Wherefore, I write a few more things, contrary to that which I had supposed; for I had supposed not to have written any more; but I write a few more things, that perhaps they may be of worth unto my brethren, the Lamanites, in some future day, according to the will of the Lord.

That “future day” was all he had hope in. That far distant possibility was his only motivation. In writing in The Book of Mormon, Moroni was writing in a kind of blog—a blog with absolutely no followers, no readers, no one to like or share his posts. He was more alone than anybody but Christ could or would ever feel.

But he felt the duty to write those last few chapters of the Book of Mormon anyway. And Abinadi knew it was his duty to preach to whom the Lord told him to preach. And look at the fruits of their preaching!

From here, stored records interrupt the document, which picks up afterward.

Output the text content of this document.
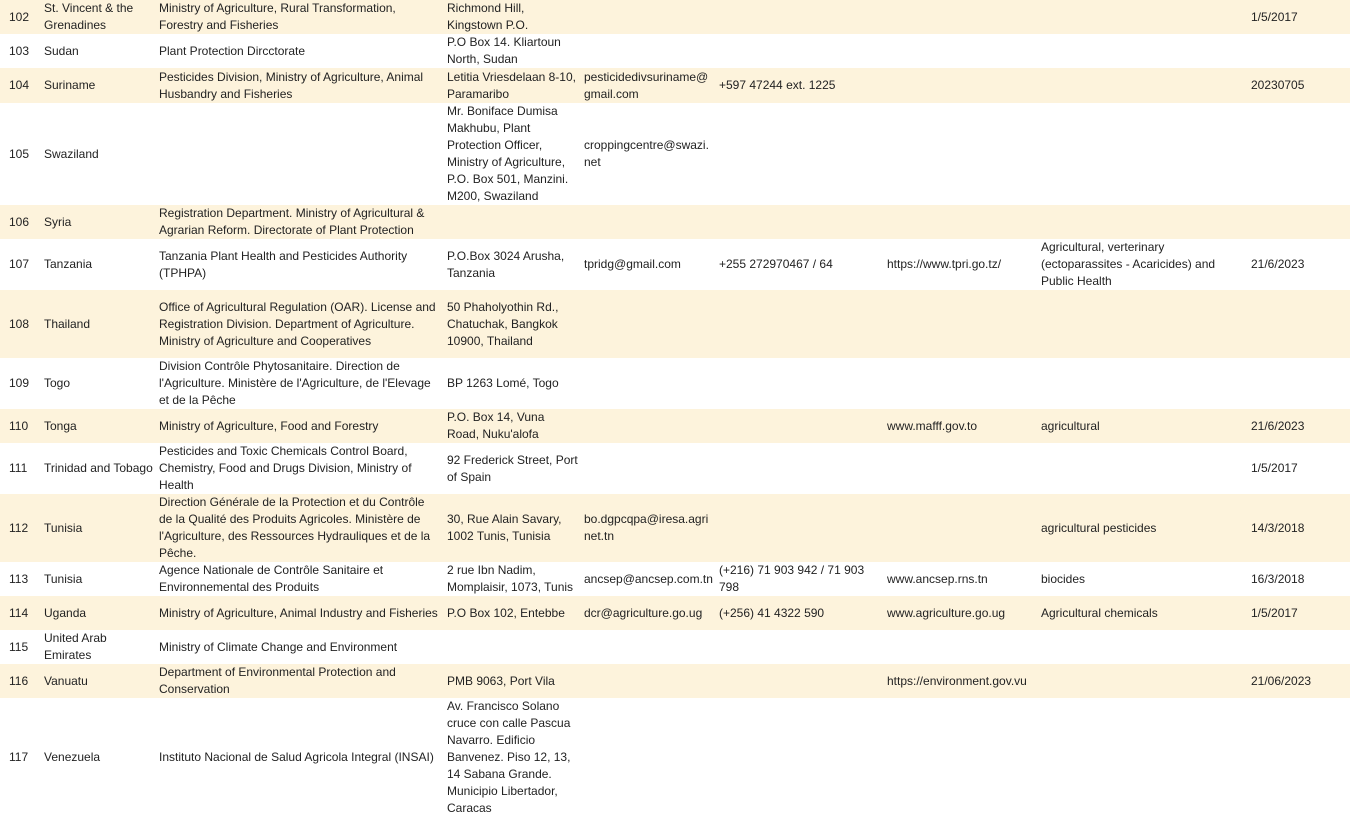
102	St. Vincent & the Grenadines	Ministry of Agriculture, Rural Transformation, Forestry and Fisheries	Richmond Hill, Kingstown P.O.					1/5/2017
103	Sudan	Plant Protection Dircctorate	P.O Box 14. Kliartoun North, Sudan					
104	Suriname	Pesticides Division, Ministry of Agriculture, Animal Husbandry and Fisheries	Letitia Vriesdelaan 8-10, Paramaribo	pesticidedivsuriname@gmail.com	+597 47244 ext. 1225			20230705
105	Swaziland		Mr. Boniface Dumisa Makhubu, Plant Protection Officer, Ministry of Agriculture, P.O. Box 501, Manzini. M200, Swaziland	croppingcentre@swazi.net				
106	Syria	Registration Department. Ministry of Agricultural & Agrarian Reform. Directorate of Plant Protection						
107	Tanzania	Tanzania Plant Health and Pesticides Authority (TPHPA)	P.O.Box 3024 Arusha, Tanzania	tpridg@gmail.com	+255 272970467 / 64	https://www.tpri.go.tz/	Agricultural, verterinary (ectoparassites - Acaricides) and Public Health	21/6/2023
108	Thailand	Office of Agricultural Regulation (OAR). License and Registration Division. Department of Agriculture. Ministry of Agriculture and Cooperatives	50 Phaholyothin Rd., Chatuchak, Bangkok 10900, Thailand					
109	Togo	Division Contrôle Phytosanitaire. Direction de l'Agriculture. Ministère de l'Agriculture, de l'Elevage et de la Pêche	BP 1263 Lomé, Togo					
110	Tonga	Ministry of Agriculture, Food and Forestry	P.O. Box 14, Vuna Road, Nuku'alofa			www.mafff.gov.to	agricultural	21/6/2023
111	Trinidad and Tobago	Pesticides and Toxic Chemicals Control Board, Chemistry, Food and Drugs Division, Ministry of Health	92 Frederick Street, Port of Spain					1/5/2017
112	Tunisia	Direction Générale de la Protection et du Contrôle de la Qualité des Produits Agricoles. Ministère de l'Agriculture, des Ressources Hydrauliques et de la Pêche.	30, Rue Alain Savary, 1002 Tunis, Tunisia	bo.dgpcqpa@iresa.agrinet.tn			agricultural pesticides	14/3/2018
113	Tunisia	Agence Nationale de Contrôle Sanitaire et Environnemental des Produits	2 rue Ibn Nadim, Momplaisir, 1073, Tunis	ancsep@ancsep.com.tn	(+216) 71 903 942 / 71 903 798	www.ancsep.rns.tn	biocides	16/3/2018
114	Uganda	Ministry of Agriculture, Animal Industry and Fisheries	P.O Box 102, Entebbe	dcr@agriculture.go.ug	(+256) 41 4322 590	www.agriculture.go.ug	Agricultural chemicals	1/5/2017
115	United Arab Emirates	Ministry of Climate Change and Environment						
116	Vanuatu	Department of Environmental Protection and Conservation	PMB 9063, Port Vila			https://environment.gov.vu		21/06/2023
117	Venezuela	Instituto Nacional de Salud Agricola Integral (INSAI)	Av. Francisco Solano cruce con calle Pascua Navarro. Edificio Banvenez. Piso 12, 13, 14 Sabana Grande. Municipio Libertador, Caracas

Because of Abinadi, Alma the Elder was converted. That conversion made the entire rest of the Book of Mormon possible! Everything that happens after Abinadi preaches in King Noah’s court is due to Alma restarting the church of Christ. Look at his children, the chain of descendants he had. Alma the Younger, the two Helamans, the two Nephis. Look at the impact they had on hundreds of thousands of souls in their day, and millions upon millions in our day.

And the “few more things” that Moroni decided to write in his lonely little blog? The sacrament prayers. Sermons from his father on the baptism of infants. The promise that closes the Book of Mormon, the promise that has sent millions to their knees to know of the truth for themselves, the promise that has created generations of Latter-day Saints who, because of that promise, cannot deny the reality of Jesus Christ and the restoration of His gospel on the Earth today.

But at the time, it was just another journal entry.

Look, I am clearly not Moroni. I am assuredly not Abinadi. I probably won’t ever face any hardship even close to theirs. No one in my generation probably will. And likewise, our efforts to share the gospel probably will not have quite as strong an eventual effect as theirs did.

But my message to my readers here, as few as they are, is the message of which I have to remind myself: don’t let lack of immediate audience dissuade you from speaking out. Don’t be afraid that nobody will listen to you. Don’t be afraid to write a lonely little blog with no followers, because there might come some future day where we will find out the unseen fruits of our labors (or our laziness). At the very least, heaven is listening, and when it comes time to prove your soul before the Lord, we should want to have a record we can point to, something tangible that shows we really did believe in this work, even if our efforts to spread it were, to our eyes, in vain.

Verily, verily, I say unto you, if they reject my words, and this part of my gospel and ministry, blessed are ye, for they can do no more unto you than unto me. (D&C 6:29)

And who knows? Maybe someone looking for information about the church will stumble on your blog one day, or a struggling friend will happen across an old Facebook status post with some crumb about the church, and that crumb leads to another crumb left by someone else, and eventually they’re led to the missionaries. We can’t know all the eventual results. We can only know our own input.

But someday we will know.

What a glorious revelation must have met Abinadi and Moroni as they passed onto the other side of the veil. I’m sure, seeing the true fruits of their labors, learning that their sacrifice was not in vain, they broke down before the Savior, and He held them, and they wept for joy together.

So don’t feel sorry for yourself like I do. You’re not alone as you think you are.